Liverpool Blitz Memorial (2010)

On 7th July, 2000, His Royal Highness the Duke of Edinburgh unveiled a rather moving statue outside the Church of St Nicholas in the heart of the great city of Liverpool. It commemorated the 4000 deaths caused by the dropping of Nazi bombs in Liverpool and Bootle in 1940, 1941 and 1942. Homes, families, schools and places of work, as well as lives, were all destroyed. Of course, we British gave back as good as we got, and many a German family suffered as greatly as those in Liverpool and its environs. The Second World War was not just fought in trenches with teary mothers pining and worrying for sons and husbands many miles away at 'the front'; it was being fought in our own skies, its effects felt in our own homes.

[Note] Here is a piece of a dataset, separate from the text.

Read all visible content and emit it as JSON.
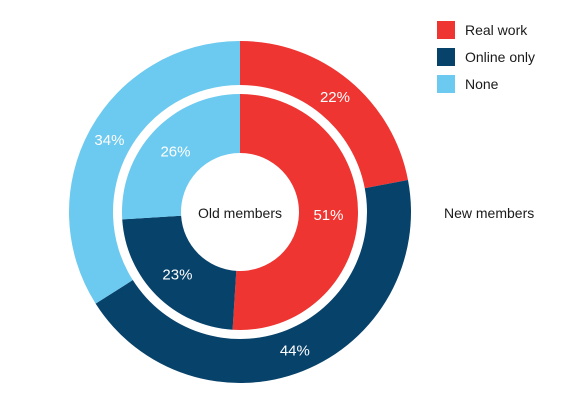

The war against Christ is being fought in the far east, the middle east and in central Africa where minaret competes with church. Communism, Islam, Hindu nationalism and other ideologies have all sought to stymie and suppress the people of Christ. We have prayed for our persecuted brethren festering in eastern prisons, but the dark clouds now come our own way. If persecution is to come to the West (on the grounds of not bowing to Woke ideology, for example, or the growth of militant Islam), our Lord Jesus will grant us the grace and strength to endure and overcome. Many Lancashire households and families bore the brunt of Hitler’s hatred in the 1940s, and faithful British churches will increasingly bear the brunt of Satan’s odium as this awful century unfolds.
Thy shoes shall be iron and brass; and as thy days, so shall thy strength be.